A experiência visionária, às vezes induzidas por práticas tais como o jejum, é uma característica recorrente do misticismo cristão e, assim como a tradição profética dos hebreus, tem muitos precedentes nas visões extáticas dos xamãs. Neste século, formas psicodélicas exóticas do cristianismo surgiram na América, onde plantas psicoativas tradicionalmente utilizadas nas tradições xamânicas indígenas são hoje ingeridas cerimonialmente como uma forma de comunhão cristã. Uma igreja desse tipo é a Native American Church (Igreja Nativa Americana), na região sudoeste, que usa o cacto peiote, que contém mescalina.
Outra igreja está atualmente se difundindo entre os povos da floresta da Amazônia, com uma comunhão em torno da Ayahuasca ou Daime. A padroeira dessas igrejas amazônicas é a Virgem Maria sob a forma de Rainha da Floresta.
Rituais de iniciação, tais como a prática do batismo por imersão total no Rio Jordão, feita por São João Batista, eram claramente eficazes, num sentido que era mais do que “apenas simbólico”.
Muitos daqueles que foram batizados dessa maneira tiveram a experiência de morrer e renascer, fenômeno que é fundamental nos rituais de iniciação do mundo inteiro. Um processo semelhante ocorre espontaneamente nas experiências de quase-morte.

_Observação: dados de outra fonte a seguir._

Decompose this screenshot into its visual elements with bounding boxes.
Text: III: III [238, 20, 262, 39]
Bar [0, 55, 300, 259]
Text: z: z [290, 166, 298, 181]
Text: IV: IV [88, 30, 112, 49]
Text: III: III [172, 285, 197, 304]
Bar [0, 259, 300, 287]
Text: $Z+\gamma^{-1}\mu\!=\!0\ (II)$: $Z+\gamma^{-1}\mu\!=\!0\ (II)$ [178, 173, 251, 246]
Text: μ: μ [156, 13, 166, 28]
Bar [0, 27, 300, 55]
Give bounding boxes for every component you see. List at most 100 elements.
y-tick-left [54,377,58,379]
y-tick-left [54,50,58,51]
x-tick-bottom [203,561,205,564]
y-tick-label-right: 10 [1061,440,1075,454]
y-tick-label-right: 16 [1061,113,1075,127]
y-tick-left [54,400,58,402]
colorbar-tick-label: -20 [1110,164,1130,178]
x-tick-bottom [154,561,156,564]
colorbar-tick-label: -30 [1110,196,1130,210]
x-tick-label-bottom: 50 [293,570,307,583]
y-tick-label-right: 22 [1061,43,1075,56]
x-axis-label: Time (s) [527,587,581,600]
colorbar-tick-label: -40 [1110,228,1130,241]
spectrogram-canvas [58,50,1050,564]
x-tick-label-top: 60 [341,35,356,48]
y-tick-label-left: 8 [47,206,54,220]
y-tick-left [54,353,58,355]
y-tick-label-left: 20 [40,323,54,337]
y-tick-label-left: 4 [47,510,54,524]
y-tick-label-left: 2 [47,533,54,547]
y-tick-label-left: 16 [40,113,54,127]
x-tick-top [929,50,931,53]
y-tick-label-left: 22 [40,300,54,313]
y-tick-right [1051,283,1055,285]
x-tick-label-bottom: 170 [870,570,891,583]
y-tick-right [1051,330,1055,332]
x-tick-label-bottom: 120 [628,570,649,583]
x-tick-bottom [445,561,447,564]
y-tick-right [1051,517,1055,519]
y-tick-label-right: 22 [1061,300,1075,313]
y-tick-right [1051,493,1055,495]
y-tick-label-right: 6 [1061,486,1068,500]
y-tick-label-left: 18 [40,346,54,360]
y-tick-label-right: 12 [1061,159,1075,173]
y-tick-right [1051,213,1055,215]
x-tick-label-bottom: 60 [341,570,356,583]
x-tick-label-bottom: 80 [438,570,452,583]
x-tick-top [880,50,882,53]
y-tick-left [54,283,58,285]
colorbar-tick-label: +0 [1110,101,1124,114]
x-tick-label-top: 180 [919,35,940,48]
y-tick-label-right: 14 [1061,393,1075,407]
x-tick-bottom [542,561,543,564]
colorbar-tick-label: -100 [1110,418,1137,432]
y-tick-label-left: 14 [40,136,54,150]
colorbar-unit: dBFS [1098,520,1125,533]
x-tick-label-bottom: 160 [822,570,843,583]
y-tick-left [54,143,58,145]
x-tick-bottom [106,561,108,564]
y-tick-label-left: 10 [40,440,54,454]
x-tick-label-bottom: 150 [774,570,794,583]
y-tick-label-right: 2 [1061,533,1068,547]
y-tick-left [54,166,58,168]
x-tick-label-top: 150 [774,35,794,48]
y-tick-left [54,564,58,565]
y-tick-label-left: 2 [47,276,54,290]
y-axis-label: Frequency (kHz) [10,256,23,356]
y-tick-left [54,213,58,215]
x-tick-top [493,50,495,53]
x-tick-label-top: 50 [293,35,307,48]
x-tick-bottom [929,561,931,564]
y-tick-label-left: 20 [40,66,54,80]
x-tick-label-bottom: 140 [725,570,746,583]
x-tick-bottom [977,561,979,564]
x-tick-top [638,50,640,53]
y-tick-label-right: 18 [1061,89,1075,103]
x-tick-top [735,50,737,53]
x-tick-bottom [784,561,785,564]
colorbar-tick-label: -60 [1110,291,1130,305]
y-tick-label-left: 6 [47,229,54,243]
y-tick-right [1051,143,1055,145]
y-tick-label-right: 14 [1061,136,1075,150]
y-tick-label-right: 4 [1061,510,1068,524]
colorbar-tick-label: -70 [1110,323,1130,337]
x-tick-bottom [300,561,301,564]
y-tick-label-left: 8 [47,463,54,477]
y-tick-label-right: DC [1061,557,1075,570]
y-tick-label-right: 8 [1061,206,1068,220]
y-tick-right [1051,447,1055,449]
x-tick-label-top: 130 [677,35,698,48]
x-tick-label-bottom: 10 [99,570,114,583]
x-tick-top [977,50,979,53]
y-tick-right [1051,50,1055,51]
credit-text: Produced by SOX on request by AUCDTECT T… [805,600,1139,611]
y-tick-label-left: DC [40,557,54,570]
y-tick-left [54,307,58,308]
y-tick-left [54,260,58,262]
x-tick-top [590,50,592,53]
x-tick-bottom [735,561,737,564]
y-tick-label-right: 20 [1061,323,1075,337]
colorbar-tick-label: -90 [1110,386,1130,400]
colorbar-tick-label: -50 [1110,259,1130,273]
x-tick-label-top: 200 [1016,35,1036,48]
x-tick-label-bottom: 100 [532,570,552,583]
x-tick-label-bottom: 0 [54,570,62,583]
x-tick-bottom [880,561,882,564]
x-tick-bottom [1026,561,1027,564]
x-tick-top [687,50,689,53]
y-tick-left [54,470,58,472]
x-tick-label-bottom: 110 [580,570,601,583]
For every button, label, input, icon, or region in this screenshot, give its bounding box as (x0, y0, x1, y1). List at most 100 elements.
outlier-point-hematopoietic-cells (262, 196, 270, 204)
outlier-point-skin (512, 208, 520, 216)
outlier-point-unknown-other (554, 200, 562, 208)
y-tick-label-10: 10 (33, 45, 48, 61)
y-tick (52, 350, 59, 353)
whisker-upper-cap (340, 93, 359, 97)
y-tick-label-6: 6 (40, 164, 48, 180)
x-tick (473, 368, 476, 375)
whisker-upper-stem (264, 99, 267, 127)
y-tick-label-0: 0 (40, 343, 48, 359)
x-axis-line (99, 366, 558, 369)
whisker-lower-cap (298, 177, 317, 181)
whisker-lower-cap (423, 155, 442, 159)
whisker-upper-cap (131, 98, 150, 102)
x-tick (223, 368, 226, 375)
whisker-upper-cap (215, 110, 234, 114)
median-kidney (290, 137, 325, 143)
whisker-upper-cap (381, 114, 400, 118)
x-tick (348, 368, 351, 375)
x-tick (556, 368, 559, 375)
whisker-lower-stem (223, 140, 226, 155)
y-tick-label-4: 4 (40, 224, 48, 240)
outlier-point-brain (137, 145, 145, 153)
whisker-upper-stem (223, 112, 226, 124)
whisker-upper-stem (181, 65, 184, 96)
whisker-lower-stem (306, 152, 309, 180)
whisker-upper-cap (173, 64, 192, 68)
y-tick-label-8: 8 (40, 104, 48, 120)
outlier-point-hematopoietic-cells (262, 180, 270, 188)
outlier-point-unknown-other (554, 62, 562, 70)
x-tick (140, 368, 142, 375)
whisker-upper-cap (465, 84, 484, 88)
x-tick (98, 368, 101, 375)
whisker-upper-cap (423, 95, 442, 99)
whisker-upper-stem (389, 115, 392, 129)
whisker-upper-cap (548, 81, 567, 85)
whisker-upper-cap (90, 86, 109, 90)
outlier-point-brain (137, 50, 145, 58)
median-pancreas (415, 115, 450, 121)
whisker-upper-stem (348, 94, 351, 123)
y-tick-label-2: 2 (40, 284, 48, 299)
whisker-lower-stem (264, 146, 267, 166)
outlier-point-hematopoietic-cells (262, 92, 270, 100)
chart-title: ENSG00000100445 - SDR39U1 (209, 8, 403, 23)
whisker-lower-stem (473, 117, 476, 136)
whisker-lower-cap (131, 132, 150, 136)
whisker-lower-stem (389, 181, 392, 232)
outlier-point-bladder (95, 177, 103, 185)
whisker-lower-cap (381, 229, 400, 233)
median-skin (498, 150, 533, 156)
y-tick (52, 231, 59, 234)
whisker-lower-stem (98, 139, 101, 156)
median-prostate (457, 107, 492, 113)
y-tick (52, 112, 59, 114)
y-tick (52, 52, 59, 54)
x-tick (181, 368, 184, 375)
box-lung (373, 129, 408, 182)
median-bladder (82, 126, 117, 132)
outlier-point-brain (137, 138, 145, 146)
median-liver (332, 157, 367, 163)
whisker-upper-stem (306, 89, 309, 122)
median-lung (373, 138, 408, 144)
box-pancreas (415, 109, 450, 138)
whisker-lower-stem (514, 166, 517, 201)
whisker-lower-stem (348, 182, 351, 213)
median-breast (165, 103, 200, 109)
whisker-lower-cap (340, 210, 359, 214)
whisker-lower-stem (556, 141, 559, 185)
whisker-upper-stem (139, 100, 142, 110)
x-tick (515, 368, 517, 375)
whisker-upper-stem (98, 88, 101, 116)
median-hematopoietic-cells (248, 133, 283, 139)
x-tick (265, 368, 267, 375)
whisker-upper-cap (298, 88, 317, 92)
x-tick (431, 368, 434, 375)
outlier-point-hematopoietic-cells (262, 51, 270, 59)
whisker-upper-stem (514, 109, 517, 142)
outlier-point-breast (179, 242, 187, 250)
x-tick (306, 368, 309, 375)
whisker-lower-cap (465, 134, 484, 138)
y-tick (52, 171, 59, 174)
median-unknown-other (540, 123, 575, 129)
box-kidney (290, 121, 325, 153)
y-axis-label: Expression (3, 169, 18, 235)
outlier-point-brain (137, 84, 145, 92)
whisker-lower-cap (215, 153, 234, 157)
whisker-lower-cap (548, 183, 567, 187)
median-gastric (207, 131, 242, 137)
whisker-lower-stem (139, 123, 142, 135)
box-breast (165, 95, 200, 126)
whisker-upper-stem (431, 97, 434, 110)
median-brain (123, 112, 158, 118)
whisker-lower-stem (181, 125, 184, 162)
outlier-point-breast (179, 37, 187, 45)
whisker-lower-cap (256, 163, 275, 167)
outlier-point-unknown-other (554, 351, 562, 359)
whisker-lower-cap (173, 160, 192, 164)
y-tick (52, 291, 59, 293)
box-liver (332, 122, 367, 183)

Essas experiências são caracterizadas por um padrão comum, incluem elementos tais como um esmagador sentimento de paz e de bem estar, a sensação de se ver fora do próprio corpo, de flutuar ou de ser impelido através de um vazio escuro, de se tornar consciente de uma luz brilhante branca ou dourada, e de se encontrar ou de se comunicar com uma “presença” ou “ser de luz”, ocasião em que é geralmente decidido o destino das pessoas, de ter uma visão panorâmica da própria vida, de entrar num mundo de sublime beleza e de reconhecer pessoas amadas já falecidas, de conversar com elas, e vários outros elementos transcendentais.
O fenômeno produz um efeito profundo na pessoa que passou por ele, e o fato do medo ser grandemente reduzido não é o aspecto menos considerável desse efeito.
A mim me parece muito provável que João Batista praticava o afogamento controlado. Se ele mantivesse os iniciados debaixo d’água por um tempo suficientemente longo, eles, de fato, poderiam ter a experiência de morrer e renascer, que lhes mudaria a vida.
Embora na maioria das igrejas cristãs a prática do batismo da criança muito nova por meio da aspersão da água signifique que grande parte da sua qualidade iniciática original se perdeu, os batistas conservam a prática de batizar adultos num ritual de imersão total, e são as igrejas batistas que enfatizam em maior grau a experiência do renascer. De fato, sua forma de cristianismo está centralizada nessa experiência de conversão.